Sinergi untuk Ketahanan dan Pertumbuhan Ekonomi di Provinsi Lampung


Acara yang diselenggarkan di Auditorium Lt.4 KPw Bank Indonesia Provinsi Lampung, Selasa, 18 Desember 2018 ini dimoderatori oleh Dr. Ayi Ahadiat (Ketua ISEI Lampung), dengan narasumber Dr. Hendri Saparini (Ekonom Nasional), Meily Ika Permata (Kepala Tim Pengembangan Ekonomi KPw BI Provinsi Lampung) dan Prof. Ir. Yazid Bindar M.Sc., Ph.D, IPM (Itera).

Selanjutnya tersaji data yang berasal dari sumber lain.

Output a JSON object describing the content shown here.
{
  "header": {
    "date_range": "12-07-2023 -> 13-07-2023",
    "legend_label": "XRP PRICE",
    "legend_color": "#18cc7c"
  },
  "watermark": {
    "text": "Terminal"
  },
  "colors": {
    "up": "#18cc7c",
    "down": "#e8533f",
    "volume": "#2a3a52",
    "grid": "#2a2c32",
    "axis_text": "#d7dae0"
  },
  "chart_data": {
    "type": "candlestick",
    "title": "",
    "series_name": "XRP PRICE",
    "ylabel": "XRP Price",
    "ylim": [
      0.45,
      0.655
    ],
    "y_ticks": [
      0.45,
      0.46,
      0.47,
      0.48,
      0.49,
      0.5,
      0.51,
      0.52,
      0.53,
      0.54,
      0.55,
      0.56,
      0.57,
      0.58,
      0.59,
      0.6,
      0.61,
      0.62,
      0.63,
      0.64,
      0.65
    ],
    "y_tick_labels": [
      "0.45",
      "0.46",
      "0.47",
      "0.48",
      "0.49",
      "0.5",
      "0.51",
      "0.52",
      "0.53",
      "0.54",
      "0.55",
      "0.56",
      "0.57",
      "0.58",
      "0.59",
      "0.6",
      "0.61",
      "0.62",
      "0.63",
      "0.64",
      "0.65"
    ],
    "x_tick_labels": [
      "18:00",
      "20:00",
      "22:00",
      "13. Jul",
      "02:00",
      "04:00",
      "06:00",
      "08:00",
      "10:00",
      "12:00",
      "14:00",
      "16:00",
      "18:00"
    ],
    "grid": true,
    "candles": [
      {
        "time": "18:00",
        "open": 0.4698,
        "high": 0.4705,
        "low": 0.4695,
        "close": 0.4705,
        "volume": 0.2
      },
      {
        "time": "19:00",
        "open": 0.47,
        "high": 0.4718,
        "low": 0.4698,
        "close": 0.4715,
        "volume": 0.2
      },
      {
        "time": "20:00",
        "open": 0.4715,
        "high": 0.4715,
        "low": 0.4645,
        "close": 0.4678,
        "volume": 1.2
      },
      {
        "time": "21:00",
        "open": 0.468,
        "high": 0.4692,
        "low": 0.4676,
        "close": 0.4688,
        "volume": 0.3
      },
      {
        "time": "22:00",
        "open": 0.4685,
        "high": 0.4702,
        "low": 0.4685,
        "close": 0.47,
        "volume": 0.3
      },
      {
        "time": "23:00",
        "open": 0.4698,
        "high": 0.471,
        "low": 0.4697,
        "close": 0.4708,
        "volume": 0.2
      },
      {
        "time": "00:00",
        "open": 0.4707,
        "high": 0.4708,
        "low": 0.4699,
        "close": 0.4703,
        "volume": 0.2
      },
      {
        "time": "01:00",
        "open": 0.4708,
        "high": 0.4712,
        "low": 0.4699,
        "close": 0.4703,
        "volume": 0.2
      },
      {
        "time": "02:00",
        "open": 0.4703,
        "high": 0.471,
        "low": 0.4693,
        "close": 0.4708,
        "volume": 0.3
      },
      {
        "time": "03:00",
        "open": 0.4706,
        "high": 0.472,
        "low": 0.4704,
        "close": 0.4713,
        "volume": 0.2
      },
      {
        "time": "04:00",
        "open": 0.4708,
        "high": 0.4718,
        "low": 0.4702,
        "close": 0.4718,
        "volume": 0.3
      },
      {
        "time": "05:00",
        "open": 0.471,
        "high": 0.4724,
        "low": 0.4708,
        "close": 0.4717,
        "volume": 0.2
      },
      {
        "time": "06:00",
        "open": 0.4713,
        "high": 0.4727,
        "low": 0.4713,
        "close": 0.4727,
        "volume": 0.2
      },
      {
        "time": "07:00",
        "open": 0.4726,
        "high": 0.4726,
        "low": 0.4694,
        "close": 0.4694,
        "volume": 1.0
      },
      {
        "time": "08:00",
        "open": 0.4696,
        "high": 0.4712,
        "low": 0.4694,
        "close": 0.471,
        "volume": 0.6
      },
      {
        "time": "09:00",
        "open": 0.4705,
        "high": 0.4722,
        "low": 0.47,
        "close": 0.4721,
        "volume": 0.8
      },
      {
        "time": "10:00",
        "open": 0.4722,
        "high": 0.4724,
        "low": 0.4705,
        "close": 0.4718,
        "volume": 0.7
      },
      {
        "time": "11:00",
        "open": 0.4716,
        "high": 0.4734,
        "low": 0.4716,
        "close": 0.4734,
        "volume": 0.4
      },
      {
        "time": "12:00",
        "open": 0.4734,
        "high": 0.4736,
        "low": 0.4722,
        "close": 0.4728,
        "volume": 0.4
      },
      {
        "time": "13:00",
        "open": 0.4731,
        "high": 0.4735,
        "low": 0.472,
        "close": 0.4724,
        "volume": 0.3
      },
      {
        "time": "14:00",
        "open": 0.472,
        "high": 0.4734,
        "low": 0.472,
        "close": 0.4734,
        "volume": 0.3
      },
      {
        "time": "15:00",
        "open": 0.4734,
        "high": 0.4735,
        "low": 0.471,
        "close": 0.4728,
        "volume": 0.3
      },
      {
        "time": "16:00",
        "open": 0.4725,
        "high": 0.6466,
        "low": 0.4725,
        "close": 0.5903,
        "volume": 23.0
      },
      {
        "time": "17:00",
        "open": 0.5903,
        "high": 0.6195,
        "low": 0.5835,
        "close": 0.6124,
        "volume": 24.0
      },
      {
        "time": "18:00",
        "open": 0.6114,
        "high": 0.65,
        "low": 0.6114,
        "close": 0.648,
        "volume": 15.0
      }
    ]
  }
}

Mengawali diskusi, Dr. Ayi Ahadiat mengatakan Pertumbuhan Ekonomi Lampung berada di atas Ekonomi Nasional serta inflasi yang terjaga. “Tetapi fenomenanya sama seperti fenomena ekonomi nasional. Kita tergantung pada produk primer, yang tentunya jika ini dipelihara akan menjadi stupidity (kebodohan),” paparnya.

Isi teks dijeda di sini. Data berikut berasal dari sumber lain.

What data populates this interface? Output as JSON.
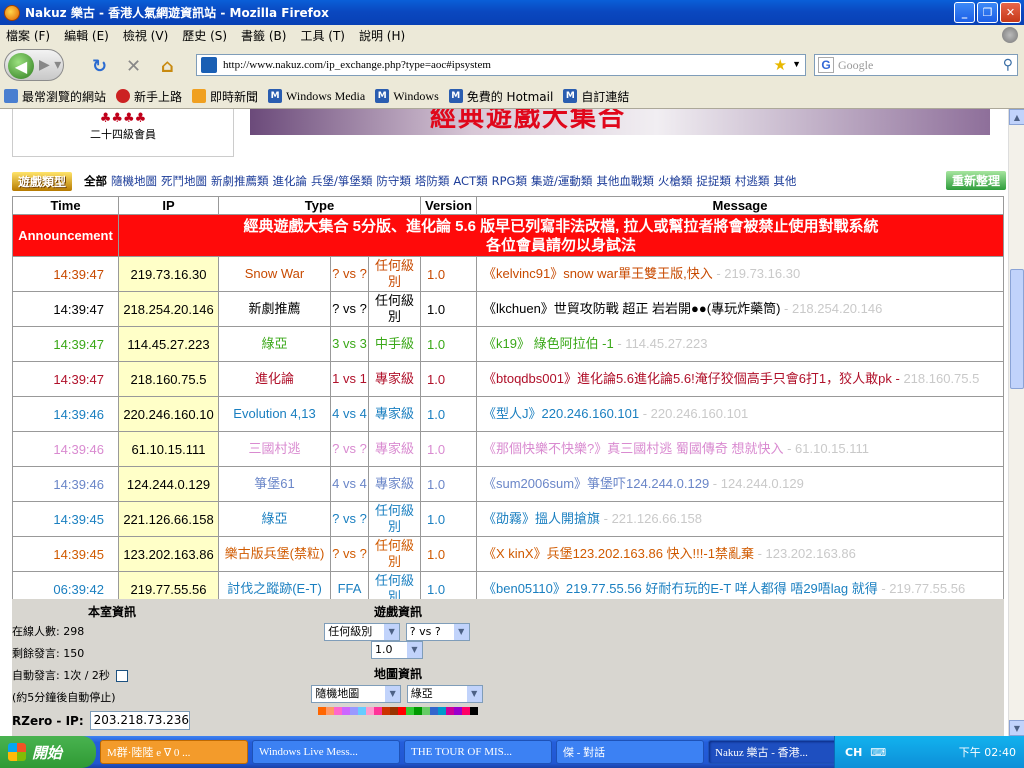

Ia mengharapkan diskusi ini dapat memberikan pencerahan, dengan mengupas tentang masa depan ekonomi Lampung. Ia meyakini Lampung akan menjadi “Panggung Masa Kini dan Masa Depan”, hal ini dilihat dari perkembangan perindustrian dan pariwisata Lampung.

Dalam pemaparannya, Prof Yazid mengatakan, ada tiga energi yang menopang kehidupan saat ini, yaitu batubara, gas bumi dan minyak bumi.”Perkembangan ekonomi dunia sampai dengan hari ini karena ditopang oleh tiga komoditi ini. Ini yang kita sebut dengan social based economy,” ujar Prof. Yazid.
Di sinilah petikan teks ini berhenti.